After accounting for this stimulus, there has been no economic growth in the last eight years. Effectively, there has been a world-wide contraction of economic output. Prices in world stock markets have been inflated by the fiscal and monetary stimulus, but economic output hasn’t caught up to sustain those levels. Even in economics, gravity wins in the end.

In addition to the economic uncertainty, there is at least a 50 percent chance that a foreign policy crisis will emerge as a result of the financial developments. The question for political prognosticators looking ahead to the 2016 election is how the candidates will respond to the coming crisis.
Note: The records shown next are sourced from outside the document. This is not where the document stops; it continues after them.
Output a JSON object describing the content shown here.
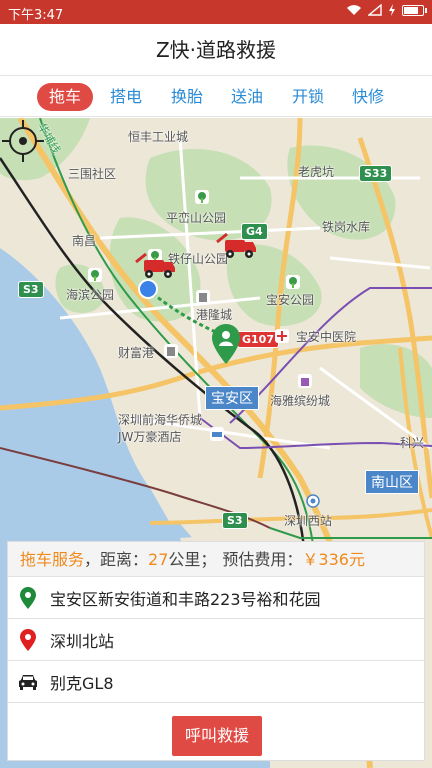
{
  "status": {
    "time": "下午3:47",
    "battery_level": 0.85
  },
  "header": {
    "title": "Z快·道路救援"
  },
  "tabs": [
    {
      "label": "拖车",
      "active": true
    },
    {
      "label": "搭电",
      "active": false
    },
    {
      "label": "换胎",
      "active": false
    },
    {
      "label": "送油",
      "active": false
    },
    {
      "label": "开锁",
      "active": false
    },
    {
      "label": "快修",
      "active": false
    }
  ],
  "map": {
    "places": [
      "恒丰工业城",
      "三围社区",
      "老虎坑",
      "平峦山公园",
      "铁岗水库",
      "南昌",
      "铁仔山公园",
      "海滨公园",
      "宝安公园",
      "港隆城",
      "宝安中医院",
      "财富港",
      "海雅缤纷城",
      "深圳前海华侨城JW万豪酒店",
      "科兴",
      "深圳西站"
    ],
    "road_badges": {
      "s33": "S33",
      "g4": "G4",
      "s3_left": "S3",
      "g107": "G107",
      "s3_bottom": "S3"
    },
    "district_badges": {
      "baoan": "宝安区",
      "nanshan": "南山区"
    },
    "line_label": "华埔线",
    "colors": {
      "accent": "#e04a44",
      "link": "#2a8bd6",
      "price": "#f08a1c",
      "route": "#2e9a4a"
    }
  },
  "info": {
    "service": "拖车服务",
    "distance_label": "，距离：",
    "distance_value": "27",
    "distance_unit": "公里；",
    "fee_label": "预估费用：",
    "fee_value": "￥336元",
    "origin": "宝安区新安街道和丰路223号裕和花园",
    "destination": "深圳北站",
    "vehicle": "别克GL8",
    "call_button": "呼叫救援"
  }
}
The 2016 election is very likely to be a crisis election, with voters looking for leadership in an anxious world. Establishment frontrunners Hillary Clinton and Jeb Bush may offer some voters a somber, steady hand in a crisis, but they are both inexorably linked to the previous crisis. They, like McCain in 2008, will likely offer a consensus political view that is out of step with voters’ reality.

Candidates like Bernie Sanders, Martin O’Malley, Marco Rubio, Rand Paul and a host of others will seem out-of-depth in handling the economic challenges likely to arise. These flights-of-fancy candidates indulge parts of our political emotions, but ring hallow when hard reality surrounds us.

It is at least a distinct possibility, if the crisis plays out now, that new candidates will announce campaigns for the Presidency. Crisis doesn’t respect the normal political calendar.

It is possible that the Federal Reserve, which had been expected to nudge interest rates higher next month, will reverse course and announce further “stimulus” to assuage the markets. This action may cool down the present crisis and allow the campaigns to revert to their current debates on pay equity, minimum wages, birthright citizenship and standards in public education.

That is likely only a temporary respite, though. An economic crisis will emerge before the next election. The entire political deck will be reshuffled, not simply by events, but by candidates’ reactions to the events.

The campaign preseason is over. World events will dictate the outcome more than the reams of campaign plans currently on the books.